White-Nose Syndrome in Bats
Why are America’s Bats Dying?
During the winter of 2006–2007, an affliction of unknown origin dubbed “white-nose syndrome” (WNS) began devastating colonies of hibernating bats in a small area around Albany, New York.
Since then, at least one million insect-eating bats from 10 surrounding states and adjacent areas of Canada have died. This syndrome, named for the white fungus often seen on the muzzles, ears, and wings of infected bats, poses a threat to cave hibernating bats of the United States and potentially all temperate regions of the world. The fungus, Geomyces destructans, invades the skin of bats, producing ulcers and often altering bats’ hibernation arousal patterns, making them leave their hibernation before they are ready and causing them to starve.
Interagency National Response Plan
The U.S. Fish and Wildlife Service is coordinating the continuing WNS investigation and is working on a multi-faceted interagency national plan, expected to be complete in the near future. The first piece, the plan framework, is available at the following website:
BLM Interim Response Strategy
In an effort to stay ahead of this serious issue, the BLM has provided interim direction to Field Offices on how to prepare for the anticipated occurrence of WNS on BLM-administered lands nationwide.

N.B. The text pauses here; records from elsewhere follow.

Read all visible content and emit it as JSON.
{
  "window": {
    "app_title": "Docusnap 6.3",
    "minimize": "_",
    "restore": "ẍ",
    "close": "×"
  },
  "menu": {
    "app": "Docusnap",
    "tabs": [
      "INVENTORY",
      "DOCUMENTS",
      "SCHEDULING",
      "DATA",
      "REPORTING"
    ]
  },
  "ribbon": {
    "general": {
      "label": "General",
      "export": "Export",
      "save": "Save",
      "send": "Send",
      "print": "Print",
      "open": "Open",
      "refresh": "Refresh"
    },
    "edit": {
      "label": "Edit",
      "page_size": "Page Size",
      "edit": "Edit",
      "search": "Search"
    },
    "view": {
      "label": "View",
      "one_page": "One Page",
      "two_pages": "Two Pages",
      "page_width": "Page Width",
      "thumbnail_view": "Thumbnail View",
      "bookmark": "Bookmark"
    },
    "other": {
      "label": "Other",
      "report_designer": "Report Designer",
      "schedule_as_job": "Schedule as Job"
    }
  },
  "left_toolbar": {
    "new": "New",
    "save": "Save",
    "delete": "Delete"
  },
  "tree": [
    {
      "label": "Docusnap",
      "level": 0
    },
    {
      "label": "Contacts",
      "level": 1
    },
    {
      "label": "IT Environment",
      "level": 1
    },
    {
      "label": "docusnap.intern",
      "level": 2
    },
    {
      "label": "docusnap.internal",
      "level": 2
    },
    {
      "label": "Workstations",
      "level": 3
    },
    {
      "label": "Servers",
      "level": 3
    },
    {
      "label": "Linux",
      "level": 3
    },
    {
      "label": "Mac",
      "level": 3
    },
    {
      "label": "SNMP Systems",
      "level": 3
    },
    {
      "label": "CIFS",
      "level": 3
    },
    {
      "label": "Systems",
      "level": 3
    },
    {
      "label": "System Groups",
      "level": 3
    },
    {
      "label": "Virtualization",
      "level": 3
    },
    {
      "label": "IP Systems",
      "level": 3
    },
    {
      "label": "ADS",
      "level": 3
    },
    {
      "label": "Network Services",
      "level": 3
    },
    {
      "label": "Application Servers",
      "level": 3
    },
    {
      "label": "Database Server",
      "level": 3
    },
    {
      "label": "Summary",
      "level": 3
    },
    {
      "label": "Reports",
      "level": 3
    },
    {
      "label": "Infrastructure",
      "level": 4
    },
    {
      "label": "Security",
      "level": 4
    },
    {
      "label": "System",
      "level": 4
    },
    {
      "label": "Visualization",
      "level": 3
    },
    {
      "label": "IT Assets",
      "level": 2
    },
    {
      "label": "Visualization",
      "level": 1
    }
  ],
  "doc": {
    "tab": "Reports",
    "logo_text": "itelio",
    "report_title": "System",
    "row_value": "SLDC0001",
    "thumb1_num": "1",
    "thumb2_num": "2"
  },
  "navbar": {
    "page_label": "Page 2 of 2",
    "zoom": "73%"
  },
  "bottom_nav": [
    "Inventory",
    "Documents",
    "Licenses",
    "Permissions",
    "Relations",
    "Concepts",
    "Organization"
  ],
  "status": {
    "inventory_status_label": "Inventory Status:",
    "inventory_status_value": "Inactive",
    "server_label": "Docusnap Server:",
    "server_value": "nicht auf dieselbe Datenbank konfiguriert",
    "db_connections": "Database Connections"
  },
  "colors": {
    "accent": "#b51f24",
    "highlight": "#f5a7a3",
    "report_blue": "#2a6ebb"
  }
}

Instruction Memorandum No. 2010-181 - White-Nose Syndrome
What You Can Do
Avoid possible spread of WNS by humans
• Public land agencies across the country are working together to help prevent the spread of the disease. Scientific evidence suggests that humans spread the disease from one cave to another with their boots, clothing and anything they bring into the cave. Some caves have been closed to human access, and still others may be closed to prevent the disease from spreading further.
o If a cave is closed in your area, do not enter it.
o It is very important to follow decontamination procedures if you are entering caves
Avoid disturbing bats
• Stay out of all hibernacula when bats are hibernating (winter).
• Report unusual bat behavior to your state natural resource agency. Unusual behavoir would include bats flying during the day when they should be hibernating (December through March) and bats roosting in sunlight on the outside of structures. More difficult to discern is unusual behavior when bats are not hibernating (April through September); however, bats roosting in the sunlight or flying in the middle of the day would be unusual. Bats unable to fly or struggling to get off the ground would also be unusual.
Take care of bats
• Minimize disturbance to natural bat habitats around your home (e.g., minimize outdoor lighting, minimize tree clearing, protect streams and wetlands).
• Construct homes for bats.
• If bats are in your home and you don't want them there, work with your local natural resource agency to exclude or remove them without hurting them after the end of the maternity season. The best time to exclude bats is when they aren’t in your home.
Learn about bats/teach about bats - bats are fascinating creatures and an important part of our environment.
• Visit informational websites such as the ones hosted by Bat Conservation International to learn more.
• Attend educational programs or events celebrating bats.
• Some states and organizations sponsor bat emergence counts or other activities. Contact your state natural resource agency or local conservation groups for opportunities.